Awkwardness entails discomfort/ineptitude with social
scripts alongside a razor-sharp awareness that this absent aptitude is visible
to others. For this reason, it is fitting that I should spend most of my
workday in front of a computer, which, to my knowledge, is unaware of my
feverish self-consciousness.
For the better of self-growth, or for the worse of self-embarrassment,
there are times when I am required to interact with people. I approach my
colleagues kindly and politely, with a soft voice, good humor and bad posture.
Part of my health care-centered job entails conducting
audits and ensuring that our contracted agencies are following Department of
Health regulations. Put another way: I must invite myself over someone else’s
office – always someone older and more experienced than I am – and evaluate
their performance. More than any other of my responsibilities, during this part of my job, awkwardness weighs down like an elephant
in heels.
Speaking of heels, while auditing one such health care agency,
I noticed that the heel on one of my dress shoes was, figuratively
speaking, on its last leg. It began flopping against my foot months ago when I
was trying to catch the G-train. Back then, I crazy-glued it together when I
arrived at the office; astonishingly that held it for months.
I asked the receptionist if she, or anyone else in the
agency, had crazy glue.
“Why do you need that?” Her expression had been humorless; now, it had taken on a look of a hostile, defensive confusion, as though I had asked if I could take her mother out on a date.

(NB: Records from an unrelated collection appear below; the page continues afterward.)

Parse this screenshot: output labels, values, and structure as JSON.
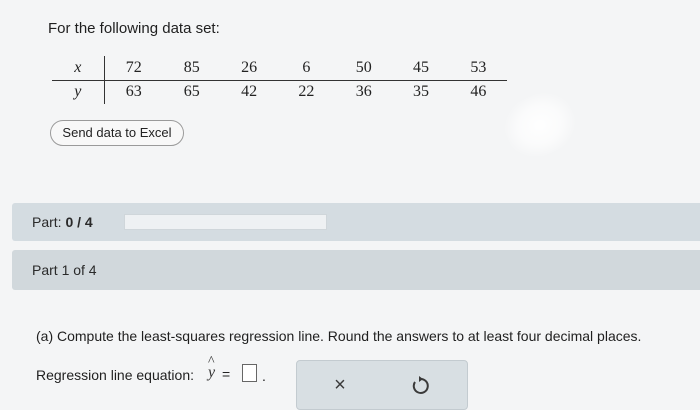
{
  "intro_text": "For the following data set:",
  "table": {
    "x_label": "x",
    "y_label": "y",
    "x_values": [
      "72",
      "85",
      "26",
      "6",
      "50",
      "45",
      "53"
    ],
    "y_values": [
      "63",
      "65",
      "42",
      "22",
      "36",
      "35",
      "46"
    ]
  },
  "send_button_label": "Send data to Excel",
  "part_progress": {
    "label": "Part:",
    "value": "0 / 4",
    "fraction": 0
  },
  "part_header": "Part 1 of 4",
  "question": "(a) Compute the least-squares regression line. Round the answers to at least four decimal places.",
  "answer": {
    "label": "Regression line equation:",
    "symbol": "y",
    "hat": "^",
    "equals": "=",
    "value": "",
    "period": "."
  },
  "actions": {
    "clear_icon": "×"
  },
  "colors": {
    "accent": "#6aa0c8",
    "part_bar": "#d4dce1"
  }
}
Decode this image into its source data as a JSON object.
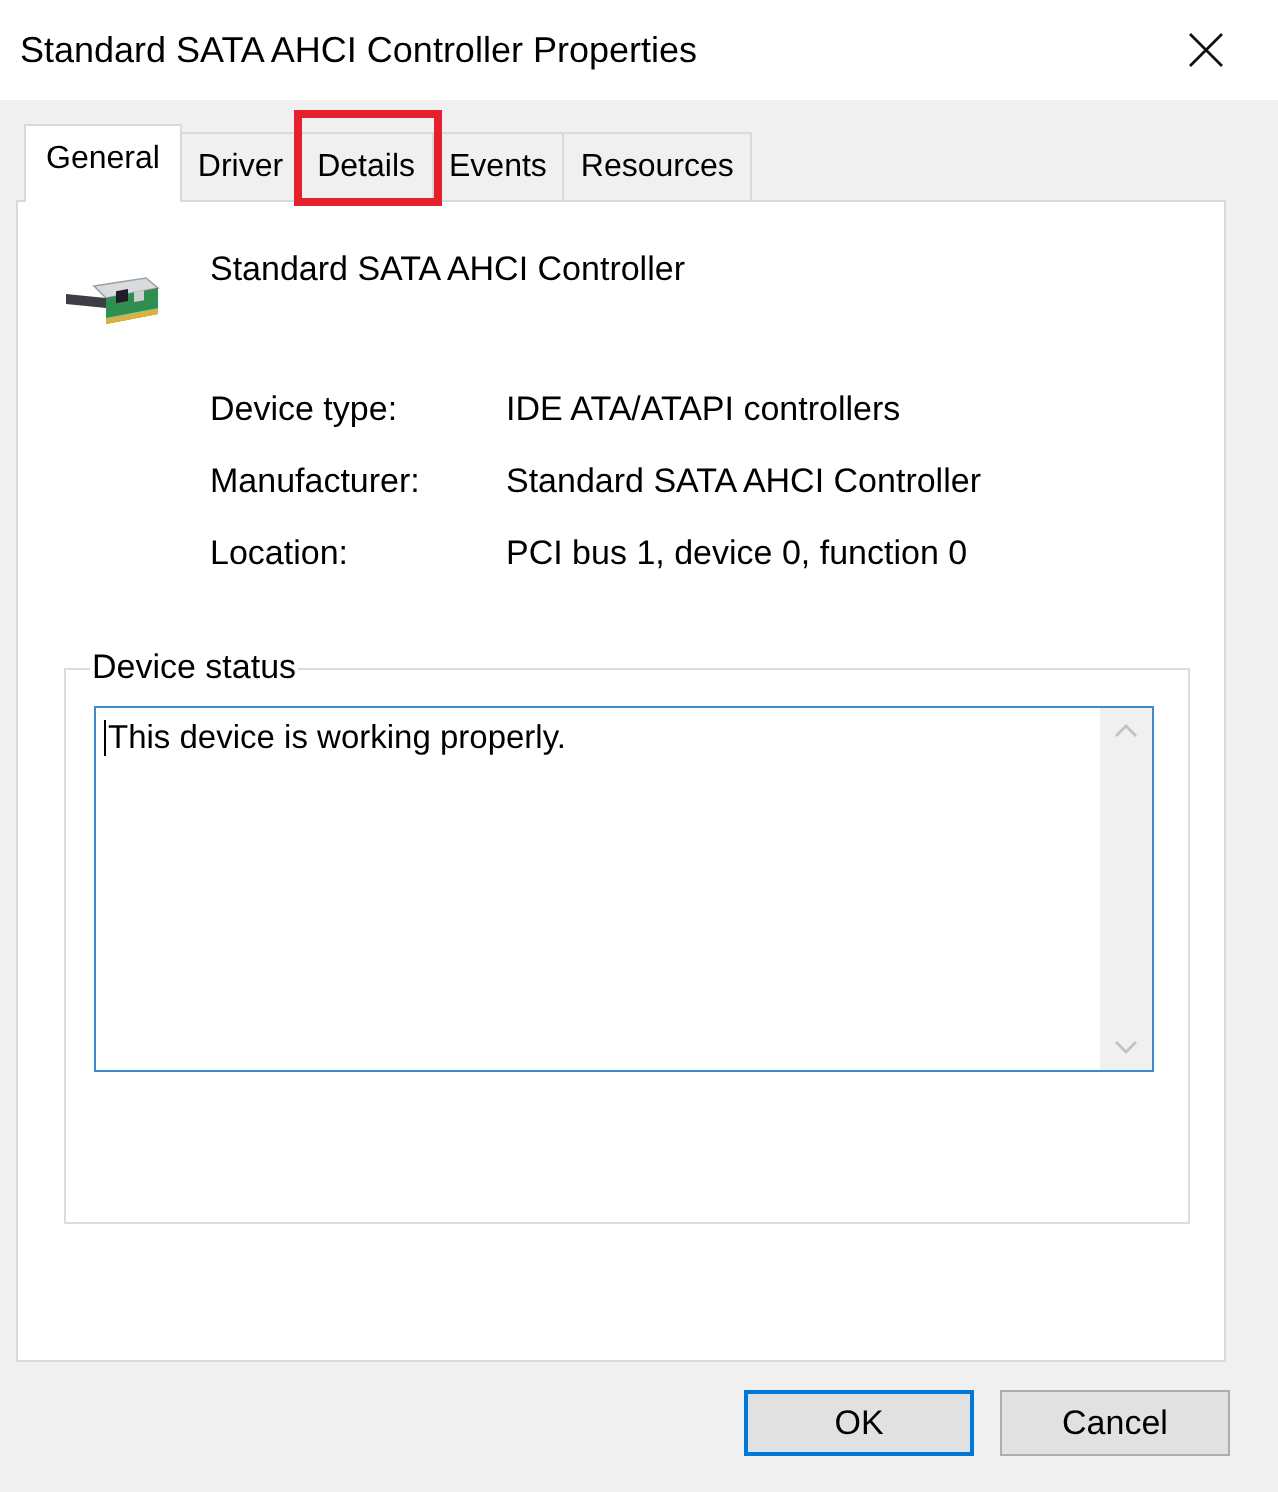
{
  "window": {
    "title": "Standard SATA AHCI Controller Properties"
  },
  "tabs": [
    {
      "label": "General",
      "selected": true,
      "highlighted": false
    },
    {
      "label": "Driver",
      "selected": false,
      "highlighted": false
    },
    {
      "label": "Details",
      "selected": false,
      "highlighted": true
    },
    {
      "label": "Events",
      "selected": false,
      "highlighted": false
    },
    {
      "label": "Resources",
      "selected": false,
      "highlighted": false
    }
  ],
  "device": {
    "name": "Standard SATA AHCI Controller"
  },
  "properties": [
    {
      "label": "Device type:",
      "value": "IDE ATA/ATAPI controllers"
    },
    {
      "label": "Manufacturer:",
      "value": "Standard SATA AHCI Controller"
    },
    {
      "label": "Location:",
      "value": "PCI bus 1, device 0, function 0"
    }
  ],
  "device_status": {
    "title": "Device status",
    "text": "This device is working properly.",
    "focused": true
  },
  "buttons": [
    {
      "label": "OK",
      "default": true
    },
    {
      "label": "Cancel",
      "default": false
    }
  ]
}
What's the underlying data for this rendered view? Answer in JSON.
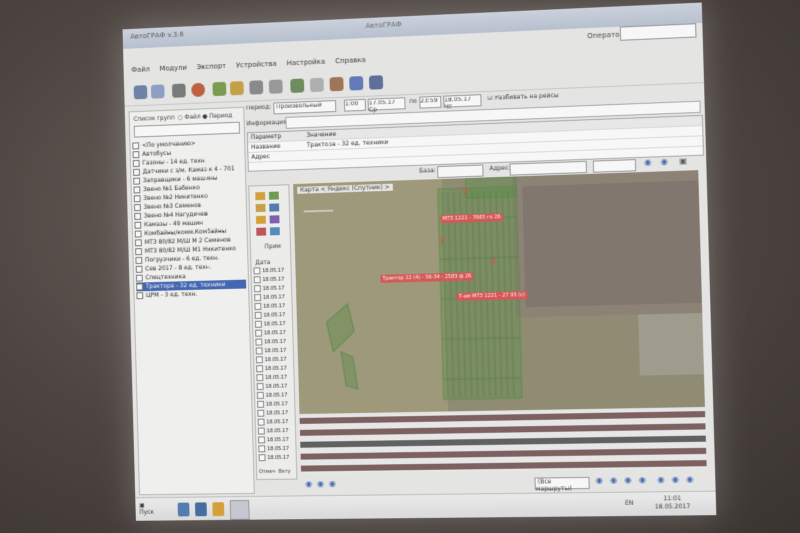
{
  "window": {
    "title": "АвтоГРАФ v.3.6",
    "center_title": "АвтоГРАФ"
  },
  "operator": {
    "label": "Оператор:",
    "value": ""
  },
  "menu": [
    "Файл",
    "Модули",
    "Экспорт",
    "Устройства",
    "Настройка",
    "Справка"
  ],
  "period_bar": {
    "period_label": "Период:",
    "period_value": "Произвольный",
    "start_time": "1:00",
    "start_date": "17.05.17 Ср",
    "end_label": "по",
    "end_time": "23:59",
    "end_date": "18.05.17 Чт",
    "split_label": "Разбивать на рейсы"
  },
  "left_panel": {
    "header": "Список групп",
    "radio_file": "Файл",
    "radio_period": "Период",
    "tree": [
      "<По умолчанию>",
      "Автобусы",
      "Газоны - 14 ед. техн.",
      "Датчики с з/м. Камаз к 4 - 701",
      "Заправщики - 6 машины",
      "Звено №1 Бабенко",
      "Звено №2 Никитенко",
      "Звено №3 Семенов",
      "Звено №4 Нагудечев",
      "Камазы - 49 машин",
      "Комбайны/комм.Комбайны",
      "МТЗ 80/82 М/Ш М 2 Семенов",
      "МТЗ 80/82 М/Ш М1 Никитенко",
      "Погрузчики - 6 ед. техн.",
      "Сев 2017 - 8 ед. техн.",
      "Спецтехника",
      "Трактора - 32 ед. техники",
      "ЦРМ - 3 ед. техн."
    ],
    "selected_index": 16
  },
  "info": {
    "label": "Информация о группе:"
  },
  "params": {
    "col_param": "Параметр",
    "col_value": "Значение",
    "rows": [
      {
        "param": "Название",
        "value": "Трактора - 32 ед. техники"
      },
      {
        "param": "Адрес",
        "value": ""
      }
    ]
  },
  "filter_bar": {
    "base_label": "База:",
    "address_label": "Адрес:"
  },
  "side_strip": {
    "print_label": "Прим",
    "date_header": "Дата",
    "dates": [
      "18.05.17",
      "18.05.17",
      "18.05.17",
      "18.05.17",
      "18.05.17",
      "18.05.17",
      "18.05.17",
      "18.05.17",
      "18.05.17",
      "18.05.17",
      "18.05.17",
      "18.05.17",
      "18.05.17",
      "18.05.17",
      "18.05.17",
      "18.05.17",
      "18.05.17",
      "18.05.17",
      "18.05.17",
      "18.05.17",
      "18.05.17",
      "18.05.17"
    ],
    "bottom_left": "Отмеч",
    "bottom_right": "Вкту"
  },
  "map": {
    "caption": "Карта  < Яндекс (Спутник) >",
    "labels": [
      "МТЗ 1221 - 7665 го 26",
      "Трактор 22 (4) - 56-34 - 2583 ф 26",
      "Т-ам МТЗ 1221 - 27 93 (с)"
    ]
  },
  "bottom_bar": {
    "routes_value": "(Все маршруты)"
  },
  "taskbar": {
    "start_label": "Пуск",
    "lang": "EN",
    "time": "11:01",
    "date": "18.05.2017"
  },
  "colors": {
    "selection": "#3d62b3",
    "map_label": "#d9534f",
    "field_green": "#4f8a3f",
    "track": "#7a5c5c"
  }
}
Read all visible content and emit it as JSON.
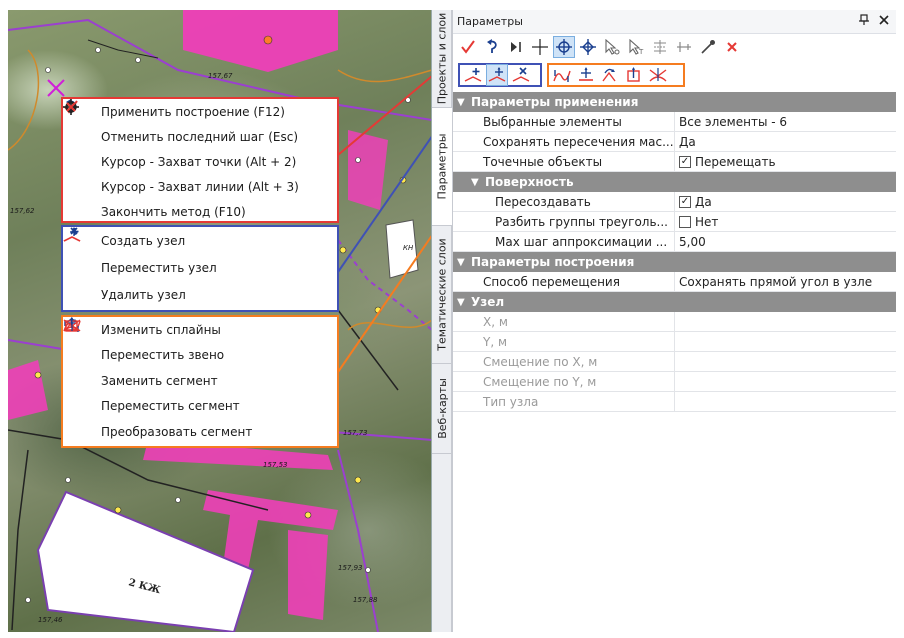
{
  "panel": {
    "title": "Параметры",
    "pin_icon": "pin-icon",
    "close_icon": "close-icon"
  },
  "tabs": [
    {
      "label": "Проекты и слои",
      "active": false
    },
    {
      "label": "Параметры",
      "active": true
    },
    {
      "label": "Тематические слои",
      "active": false
    },
    {
      "label": "Веб-карты",
      "active": false
    }
  ],
  "toolbar1": [
    {
      "icon": "apply-check-icon"
    },
    {
      "icon": "undo-step-icon"
    },
    {
      "icon": "skip-icon"
    },
    {
      "icon": "cross-cursor-icon"
    },
    {
      "icon": "point-capture-cursor-icon",
      "active": true
    },
    {
      "icon": "line-capture-cursor-icon"
    },
    {
      "icon": "select-arrow-icon"
    },
    {
      "icon": "select-text-arrow-icon"
    },
    {
      "icon": "snap-icon"
    },
    {
      "icon": "measure-icon"
    },
    {
      "icon": "eyedropper-icon"
    },
    {
      "icon": "finish-x-icon"
    }
  ],
  "toolbar2": {
    "node_tools": [
      "create-node-icon",
      "move-node-icon",
      "delete-node-icon"
    ],
    "segment_tools": [
      "edit-splines-icon",
      "move-link-icon",
      "replace-segment-icon",
      "move-segment-icon",
      "convert-segment-icon"
    ]
  },
  "legend": {
    "method": [
      {
        "icon": "apply-check-icon",
        "label": "Применить построение (F12)"
      },
      {
        "icon": "undo-step-icon",
        "label": "Отменить последний шаг (Esc)"
      },
      {
        "icon": "point-capture-cursor-icon",
        "label": "Курсор - Захват точки (Alt + 2)"
      },
      {
        "icon": "line-capture-cursor-icon",
        "label": "Курсор - Захват линии (Alt + 3)"
      },
      {
        "icon": "finish-x-icon",
        "label": "Закончить метод (F10)"
      }
    ],
    "nodes": [
      {
        "icon": "create-node-icon",
        "label": "Создать узел"
      },
      {
        "icon": "move-node-icon",
        "label": "Переместить узел"
      },
      {
        "icon": "delete-node-icon",
        "label": "Удалить узел"
      }
    ],
    "segments": [
      {
        "icon": "edit-splines-icon",
        "label": "Изменить сплайны"
      },
      {
        "icon": "move-link-icon",
        "label": "Переместить звено"
      },
      {
        "icon": "replace-segment-icon",
        "label": "Заменить сегмент"
      },
      {
        "icon": "move-segment-icon",
        "label": "Переместить сегмент"
      },
      {
        "icon": "convert-segment-icon",
        "label": "Преобразовать сегмент"
      }
    ]
  },
  "grid": {
    "cat_apply": "Параметры применения",
    "selected_label": "Выбранные элементы",
    "selected_value": "Все элементы - 6",
    "keep_label": "Сохранять пересечения мас...",
    "keep_value": "Да",
    "points_label": "Точечные объекты",
    "points_value": "Перемещать",
    "sub_surface": "Поверхность",
    "recreate_label": "Пересоздавать",
    "recreate_value": "Да",
    "split_label": "Разбить группы треуголь...",
    "split_value": "Нет",
    "maxstep_label": "Max шаг аппроксимации ...",
    "maxstep_value": "5,00",
    "cat_build": "Параметры построения",
    "move_method_label": "Способ перемещения",
    "move_method_value": "Сохранять прямой угол в узле",
    "cat_node": "Узел",
    "x_label": "X, м",
    "y_label": "Y, м",
    "dx_label": "Смещение по X, м",
    "dy_label": "Смещение по Y, м",
    "type_label": "Тип узла"
  },
  "map": {
    "labels": [
      "157,67",
      "157,62",
      "157,73",
      "157,53",
      "157,93",
      "157,88",
      "157,46",
      "2 КЖ",
      "КН"
    ]
  }
}
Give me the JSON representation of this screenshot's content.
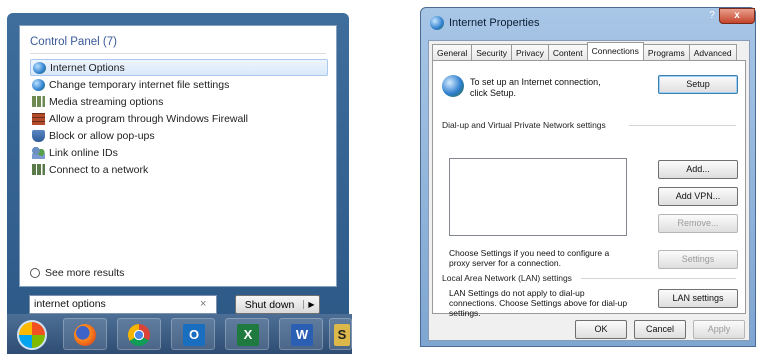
{
  "start_menu": {
    "heading": "Control Panel (7)",
    "items": [
      {
        "label": "Internet Options",
        "icon": "internet-options-icon",
        "selected": true
      },
      {
        "label": "Change temporary internet file settings",
        "icon": "internet-options-icon"
      },
      {
        "label": "Media streaming options",
        "icon": "network-icon"
      },
      {
        "label": "Allow a program through Windows Firewall",
        "icon": "firewall-icon"
      },
      {
        "label": "Block or allow pop-ups",
        "icon": "shield-icon"
      },
      {
        "label": "Link online IDs",
        "icon": "users-icon"
      },
      {
        "label": "Connect to a network",
        "icon": "network-icon"
      }
    ],
    "see_more": "See more results",
    "search_value": "internet options",
    "clear_glyph": "×",
    "shutdown_label": "Shut down",
    "shutdown_arrow": "▶"
  },
  "taskbar": {
    "items": [
      {
        "name": "start-orb-icon"
      },
      {
        "name": "firefox-icon"
      },
      {
        "name": "chrome-icon"
      },
      {
        "name": "outlook-icon",
        "glyph": "O"
      },
      {
        "name": "excel-icon",
        "glyph": "X"
      },
      {
        "name": "word-icon",
        "glyph": "W"
      },
      {
        "name": "sway-icon",
        "glyph": "S"
      }
    ]
  },
  "dialog": {
    "title": "Internet Properties",
    "help_glyph": "?",
    "close_glyph": "x",
    "tabs": [
      "General",
      "Security",
      "Privacy",
      "Content",
      "Connections",
      "Programs",
      "Advanced"
    ],
    "active_tab": "Connections",
    "setup_text": "To set up an Internet connection, click Setup.",
    "setup_button": "Setup",
    "dialup_group": "Dial-up and Virtual Private Network settings",
    "add_button": "Add...",
    "add_vpn_button": "Add VPN...",
    "remove_button": "Remove...",
    "settings_button": "Settings",
    "proxy_text": "Choose Settings if you need to configure a proxy server for a connection.",
    "lan_group": "Local Area Network (LAN) settings",
    "lan_text": "LAN Settings do not apply to dial-up connections. Choose Settings above for dial-up settings.",
    "lan_button": "LAN settings",
    "ok_button": "OK",
    "cancel_button": "Cancel",
    "apply_button": "Apply"
  }
}
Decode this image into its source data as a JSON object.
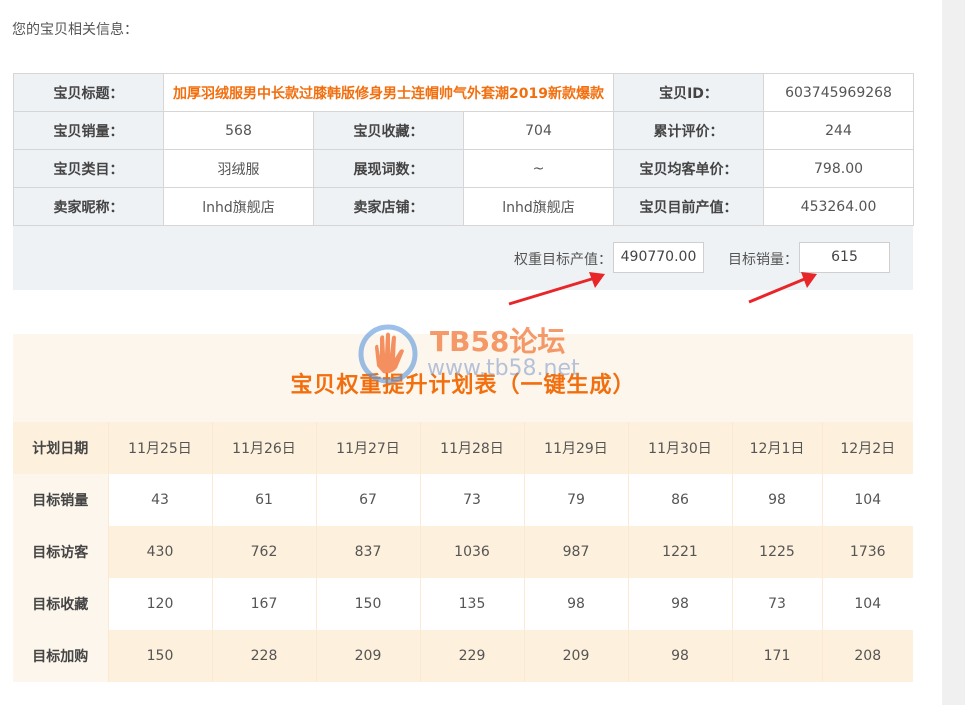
{
  "intro": "您的宝贝相关信息：",
  "info": {
    "rows": [
      [
        {
          "l": "宝贝标题："
        },
        {
          "v": "加厚羽绒服男中长款过膝韩版修身男士连帽帅气外套潮2019新款爆款",
          "title": true,
          "span": 3
        },
        {
          "l": "宝贝ID："
        },
        {
          "v": "603745969268"
        }
      ],
      [
        {
          "l": "宝贝销量："
        },
        {
          "v": "568"
        },
        {
          "l": "宝贝收藏："
        },
        {
          "v": "704"
        },
        {
          "l": "累计评价："
        },
        {
          "v": "244"
        }
      ],
      [
        {
          "l": "宝贝类目："
        },
        {
          "v": "羽绒服"
        },
        {
          "l": "展现词数："
        },
        {
          "v": "~"
        },
        {
          "l": "宝贝均客单价："
        },
        {
          "v": "798.00"
        }
      ],
      [
        {
          "l": "卖家昵称："
        },
        {
          "v": "lnhd旗舰店"
        },
        {
          "l": "卖家店铺："
        },
        {
          "v": "lnhd旗舰店"
        },
        {
          "l": "宝贝目前产值："
        },
        {
          "v": "453264.00"
        }
      ]
    ]
  },
  "target": {
    "weight_label": "权重目标产值：",
    "weight_value": "490770.00",
    "sales_label": "目标销量：",
    "sales_value": "615"
  },
  "watermark": {
    "brand": "TB58论坛",
    "url": "www.tb58.net"
  },
  "plan": {
    "title": "宝贝权重提升计划表（一键生成）",
    "header_label": "计划日期",
    "dates": [
      "11月25日",
      "11月26日",
      "11月27日",
      "11月28日",
      "11月29日",
      "11月30日",
      "12月1日",
      "12月2日"
    ],
    "rows": [
      {
        "label": "目标销量",
        "values": [
          "43",
          "61",
          "67",
          "73",
          "79",
          "86",
          "98",
          "104"
        ]
      },
      {
        "label": "目标访客",
        "values": [
          "430",
          "762",
          "837",
          "1036",
          "987",
          "1221",
          "1225",
          "1736"
        ]
      },
      {
        "label": "目标收藏",
        "values": [
          "120",
          "167",
          "150",
          "135",
          "98",
          "98",
          "73",
          "104"
        ]
      },
      {
        "label": "目标加购",
        "values": [
          "150",
          "228",
          "209",
          "229",
          "209",
          "98",
          "171",
          "208"
        ]
      }
    ]
  },
  "colors": {
    "accent": "#f26f0f",
    "arrow": "#e8262a",
    "label_bg": "#eef2f5",
    "plan_bg": "#fdf6ec"
  }
}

“Why do you need that?” Her expression had been humorless; now, it had taken on a look of a hostile, defensive confusion, as though I had asked if I could take her mother out on a date.
“My shoe is falling apart,” I explained, smiling in acknowledgement
of the situation’s hilarity.
Her expression relaxed but retained its stolidity. “We have
packaging tape,” she offered.
The receptionist returned with a roll of clear packaging
tape after my contact had returned. I fumbled clumsily with it as my contact
and I debated compliance, tugging at the crinkly plastic like an apprehensive skydiver at the cord of a stubborn parachute, and trying to stick the wads between the heel and sole. Eventually, my contact, a registered nurse, could no longer stand the ridiculous
sight of an auditor trying to tape his shoe together: she knelt down and began
taping it herself, tape on the outside. I felt like a nine year old getting his shoe tied by a dubious adult.
At the audit's welcome conclusion, I thanked her and left the building, grinning cynically to myself as I
walked back to the train station, my shoe crunching noisily along.